Brian Wilson, the Beach Boys’ visionary and fragile leader whose genius for melody, arrangements and wide-eyed self-expression inspired “Good Vibrations,” “California Girls” and other summertime anthems and made him one of the world’s most influential recording artists, has died at 82.
Wilson's family posted news of his death to his website and social media accounts Wednesday. Further details weren't immediately available.
The eldest and last surviving of three musical brothers — Brian played bass, Carl lead guitar and Dennis drums — he and his fellow Beach Boys rose in the 1960s from local California band to national hitmakers to international ambassadors of surf and sun. Wilson himself was celebrated for his gifts and pitied for his demons. He was one of rock’s great romantics, a tormented man who in his peak years embarked on an ever-steeper path to aural perfection, the one true sound.
One of rock's most enigmatic geniuses, Brian Wilson was the driving force behind The Beach Boys' magnum opus, "Pet Sounds," a masterpiece that was directly influential of The Beatles' "Sgt. Pepper's Lonely Hearts Club Band." A noted sonic perfectionist, Wilson is also responsible for the creation of one of the genre's most legendary albums, "Smile," which is notable for having driven the band apart, and taking years to complete, finally falling apart completely. "Smile" was finally finished in 2004 as a solo project, nearly 40 years after recording began.
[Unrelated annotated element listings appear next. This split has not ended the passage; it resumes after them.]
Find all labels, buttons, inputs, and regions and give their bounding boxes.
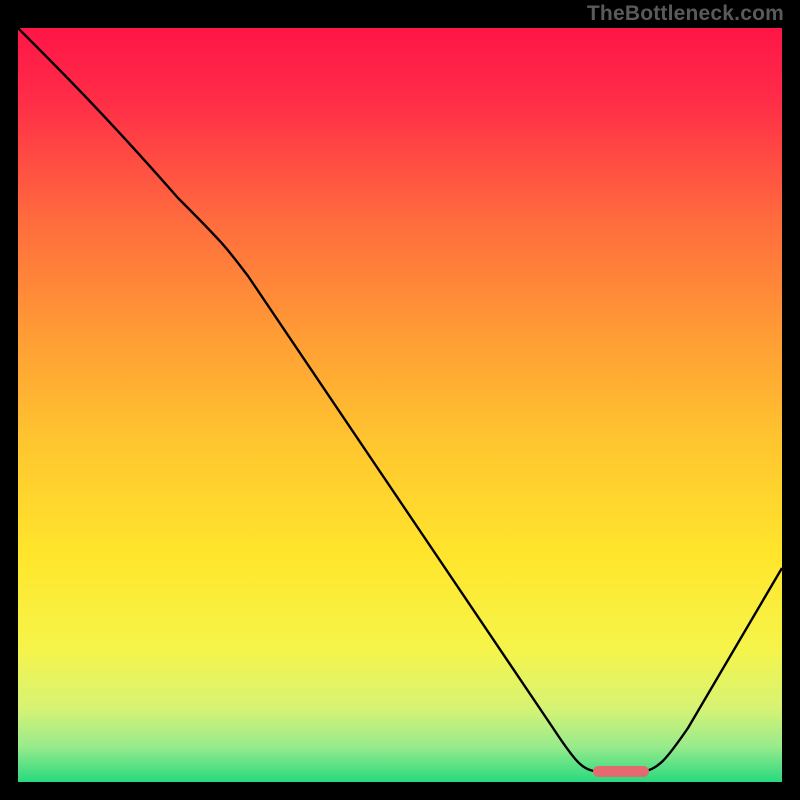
optimal-marker (593, 766, 649, 777)
watermark-text: TheBottleneck.com (587, 2, 784, 26)
plot-area (18, 28, 782, 784)
chart-stage: TheBottleneck.com (0, 0, 800, 800)
gradient-background (18, 28, 782, 784)
chart-svg (18, 28, 782, 784)
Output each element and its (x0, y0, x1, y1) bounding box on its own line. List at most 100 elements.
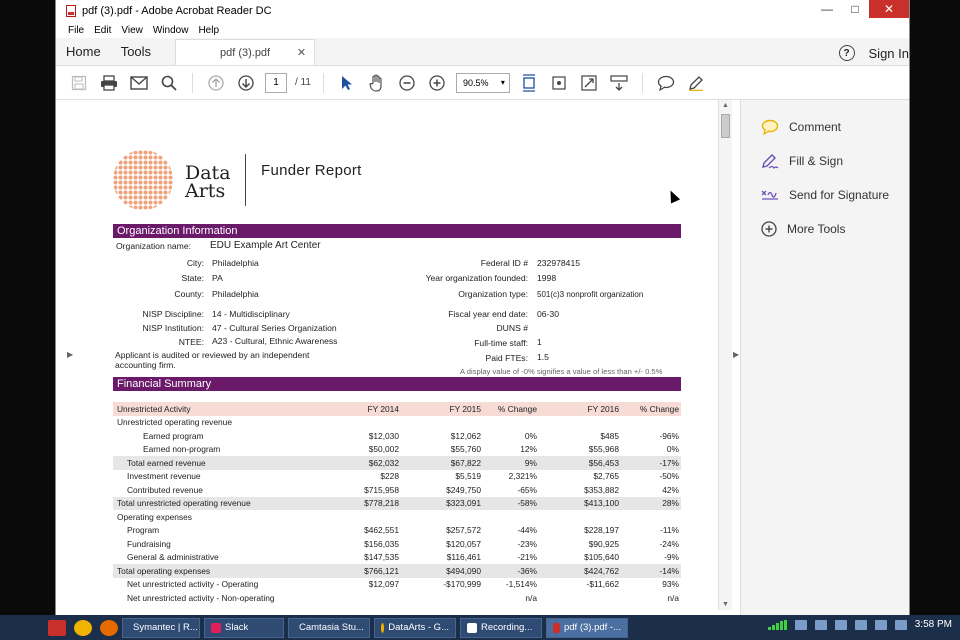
tab-home[interactable]: Home (56, 44, 111, 65)
taskbar-item-symantec[interactable]: Symantec | R... (122, 617, 200, 638)
duns-label: DUNS # (496, 323, 528, 333)
city-value: Philadelphia (212, 258, 259, 268)
close-button[interactable]: ✕ (869, 0, 909, 18)
chrome-icon (381, 622, 385, 633)
close-tab-icon[interactable]: ✕ (297, 46, 306, 59)
network-icon[interactable] (794, 619, 807, 630)
save-icon[interactable] (68, 72, 90, 94)
row-cell: $12,062 (450, 430, 481, 441)
window-title: pdf (3).pdf - Adobe Acrobat Reader DC (82, 5, 272, 17)
side-item-label: Comment (789, 120, 842, 134)
row-cell (313, 591, 401, 605)
table-row: Operating expenses (113, 510, 681, 524)
menu-window[interactable]: Window (153, 25, 189, 36)
zoom-select[interactable]: 90.5% (455, 72, 510, 93)
taskbar-item-label: pdf (3).pdf -... (563, 622, 621, 633)
taskbar-item-label: Recording... (481, 622, 533, 633)
next-page-icon[interactable] (235, 72, 257, 94)
table-row: Program $462,551 $257,572 -44% $228,197 -11% (113, 524, 681, 538)
taskbar-item-camtasia[interactable]: Camtasia Stu... (288, 617, 370, 638)
hand-tool-icon[interactable] (366, 72, 388, 94)
row-label: Total unrestricted operating revenue (113, 496, 313, 510)
row-cell: $228 (380, 471, 399, 482)
row-label: Earned non-program (143, 444, 221, 455)
row-label: Total operating expenses (113, 564, 313, 578)
logo-divider (245, 154, 246, 206)
clock[interactable]: 3:58 PM (915, 619, 952, 630)
menu-file[interactable]: File (68, 25, 84, 36)
menu-help[interactable]: Help (198, 25, 219, 36)
comment-tool-icon[interactable] (655, 72, 677, 94)
row-label: Net unrestricted activity - Non-operatin… (127, 592, 275, 603)
speaker-icon[interactable] (874, 619, 887, 630)
help-icon[interactable]: ? (838, 45, 855, 61)
taskbar-item-dataarts[interactable]: DataArts - G... (374, 617, 456, 638)
acrobat-taskbar-icon[interactable] (48, 619, 66, 636)
zoom-in-icon[interactable] (426, 72, 448, 94)
table-header-row: Unrestricted Activity FY 2014 FY 2015 % … (113, 402, 681, 416)
taskbar-item-recording[interactable]: Recording... (460, 617, 542, 638)
document-viewport[interactable]: Data Arts Funder Report Organization Inf… (56, 100, 728, 615)
tab-tools[interactable]: Tools (111, 44, 161, 65)
minimize-button[interactable]: — (813, 0, 841, 18)
tab-document[interactable]: pdf (3).pdf ✕ (175, 39, 316, 65)
row-cell: -1,514% (505, 579, 537, 590)
scroll-down-arrow[interactable]: ▼ (722, 601, 729, 608)
row-cell: $257,572 (446, 525, 481, 536)
side-item-send-signature[interactable]: Send for Signature (741, 178, 909, 212)
menu-view[interactable]: View (121, 25, 143, 36)
scroll-up-arrow[interactable]: ▲ (722, 102, 729, 109)
menu-edit[interactable]: Edit (94, 25, 111, 36)
keyboard-icon[interactable] (894, 619, 907, 630)
email-icon[interactable] (128, 72, 150, 94)
maximize-button[interactable]: □ (841, 0, 869, 18)
fiscal-year-value: 06-30 (537, 309, 559, 319)
chrome-taskbar-icon[interactable] (74, 619, 92, 636)
row-cell: $2,765 (593, 471, 619, 482)
previous-page-icon[interactable] (205, 72, 227, 94)
side-item-comment[interactable]: Comment (741, 110, 909, 144)
row-cell (539, 416, 621, 430)
screen: pdf (3).pdf - Adobe Acrobat Reader DC — … (0, 0, 960, 640)
right-panel-toggle-icon[interactable]: ▶ (733, 350, 739, 359)
rotate-view-icon[interactable] (548, 72, 570, 94)
tab-document-label: pdf (3).pdf (219, 46, 271, 59)
left-panel-toggle-icon[interactable]: ▶ (67, 350, 73, 359)
monitor-icon[interactable] (854, 619, 867, 630)
taskbar-item-slack[interactable]: Slack (204, 617, 284, 638)
row-cell (539, 591, 621, 605)
scroll-mode-icon[interactable] (608, 72, 630, 94)
row-label: Unrestricted operating revenue (117, 417, 232, 428)
paid-ftes-value: 1.5 (537, 352, 549, 362)
table-row: Total operating expenses $766,121 $494,090… (113, 564, 681, 578)
row-cell: $5,519 (455, 471, 481, 482)
zoom-out-icon[interactable] (396, 72, 418, 94)
nisp-institution-label: NISP Institution: (142, 323, 204, 333)
page-number-input[interactable]: 1 (265, 72, 287, 93)
vertical-scrollbar[interactable]: ▲ ▼ (718, 100, 732, 610)
table-row: Contributed revenue $715,958 $249,750 -65% $… (113, 483, 681, 497)
fit-page-icon[interactable] (518, 72, 540, 94)
firefox-taskbar-icon[interactable] (100, 619, 118, 636)
row-cell: 12% (520, 444, 537, 455)
scroll-thumb[interactable] (721, 114, 730, 138)
volume-icon[interactable] (814, 619, 827, 630)
flag-icon[interactable] (834, 619, 847, 630)
taskbar-item-pdf[interactable]: pdf (3).pdf -... (546, 617, 628, 638)
row-cell: $116,461 (446, 552, 481, 563)
table-row: Unrestricted operating revenue (113, 416, 681, 430)
org-name-value: EDU Example Art Center (210, 240, 321, 251)
row-cell: n/a (667, 592, 679, 603)
select-cursor-icon[interactable] (336, 72, 358, 94)
slack-icon (211, 622, 221, 633)
row-cell: $105,640 (584, 552, 619, 563)
row-cell: -11% (660, 525, 679, 536)
search-icon[interactable] (158, 72, 180, 94)
print-icon[interactable] (98, 72, 120, 94)
side-item-more-tools[interactable]: More Tools (741, 212, 909, 246)
side-item-fill-sign[interactable]: Fill & Sign (741, 144, 909, 178)
row-cell: $494,090 (401, 564, 483, 578)
full-screen-icon[interactable] (578, 72, 600, 94)
pen-tool-icon[interactable] (685, 72, 707, 94)
sign-in-link[interactable]: Sign In (869, 46, 909, 61)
Wilson's life was troubled by abuse in his childhood by his father Murry, who was originally the Beach Boys' manager. In the early '70s, he went through a phase of notable depression, where he refused to leave his bed. Years of drug and alcohol abuse followed, until he made a comeback in the mid-70s, accompanied by Dr. Eugene Landy, who also co-wrote his first two solo projects.
Among the stranger episodes of Wilson’s life was his relationship with Landy, a psychotherapist accused of holding a Svengali-like power over him. A 1991 lawsuit from Wilson’s family blocked Landy from Wilson’s personal and business affairs.
Wilson won just two competitive Grammys, for the solo instrumental “Mrs. O’Leary’s Cow” and for “The Smile Sessions” box set. Otherwise, his honors ranged from a Grammy lifetime achievement prize to a tribute at the Kennedy Center to induction into the Songwriters Hall of Fame. In 2018, he returned to his old high school in Hawthorne and witnessed the literal rewriting of his past: The principal erased an “F” he had been given in music and awarded him an “A.”
He was inducted into the Rock and Roll Hall of Fame in 1988, as a member of The Beach Boys.